Location
- 399 Childs Road Childs, Maryland 21916-0085 United States 39°39′11″N 75°51′31″W﻿ / ﻿39.65306°N 75.85861°W

Information
- Type: Private
- Motto: Nec Plus Nec Minus (Neither more nor less)
- Religious affiliations: Roman Catholic (Oblate Sisters of St. Francis de Sales)
- Established: 1960
- Principal: Sr. John Elizabeth Callaghan O.S.F.S.
- Grades: Pre-K–8
- Gender: Co-Ed
- Enrollment: approx. 250
- Team name: MAA Knights
- Accreditation: Middle States Association of Colleges and Schools
- Tuition: $5,585 (2016-2017)
- Website: School website

= Mount Aviat Academy =

Catholic school in Maryland, United States

Mount Aviat Academy is a Roman Catholic independent, co-educational school, located in Childs, Maryland, United States. It is run independently within the Roman Catholic Diocese of Wilmington and is operated under the direction of the Oblate Sisters of St. Francis de Sales. The current enrollment is just about 250 students, from Delaware, Maryland, and Pennsylvania. Mount Aviat was selected as a 2014 National Blue Ribbon School of Excellence. This prestigious award is given annually to only 50 private schools nationwide.

==Campus==
The 25 acre campus is home to the school itself as well as a gymnasium, and a convent.

==Athletics==
Mount Aviat participates in the Diocese of Wilmington's CYM program and compete with other schools in the diocese. The school currently has a boys' basketball team (grades 4-8) and girls' basketball team (grades 4-8), along with a girls' volleyball team (grades 4-8). The teams are coached by parents and the athletic association is also run by the parents.

==History==
In 1950, with the support of their brother Oblates of St. Francis de Sales, Sister Bertha Gonzaga and her companions journeyed from France to begin a new ministry. In 1952, the sisters converted the donated Cecil County Almshouse and established their convent, naming it “Villa Aviat”. In 1954, the Oblate Sisters' Kindergarten was opened.

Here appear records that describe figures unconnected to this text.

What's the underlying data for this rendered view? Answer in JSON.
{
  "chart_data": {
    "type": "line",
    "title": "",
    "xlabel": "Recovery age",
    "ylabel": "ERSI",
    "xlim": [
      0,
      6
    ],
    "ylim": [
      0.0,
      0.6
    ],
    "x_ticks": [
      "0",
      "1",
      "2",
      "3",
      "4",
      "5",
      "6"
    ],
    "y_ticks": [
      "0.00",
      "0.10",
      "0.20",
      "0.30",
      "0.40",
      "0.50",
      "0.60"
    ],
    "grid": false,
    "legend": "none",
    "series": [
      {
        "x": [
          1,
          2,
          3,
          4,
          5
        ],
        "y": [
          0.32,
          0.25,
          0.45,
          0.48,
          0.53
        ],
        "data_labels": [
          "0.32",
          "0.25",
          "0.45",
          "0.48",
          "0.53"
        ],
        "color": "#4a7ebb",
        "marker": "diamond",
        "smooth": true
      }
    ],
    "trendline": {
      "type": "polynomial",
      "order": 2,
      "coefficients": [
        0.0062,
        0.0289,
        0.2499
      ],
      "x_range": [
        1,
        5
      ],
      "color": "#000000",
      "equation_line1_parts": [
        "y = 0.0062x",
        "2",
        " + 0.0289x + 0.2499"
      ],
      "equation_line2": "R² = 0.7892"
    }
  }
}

In 1960, the sisters established an all-girls' boarding high school, naming it Mount Aviat Academy, which operated until 1972, with its last graduating class.

In 1969, the sisters expanded Mount Aviat's kindergarten to include first grade and continued to add a grade level each year until its first group of eighth graders graduated in 1977. In 1979, Mount Aviat expanded to include a Preschool.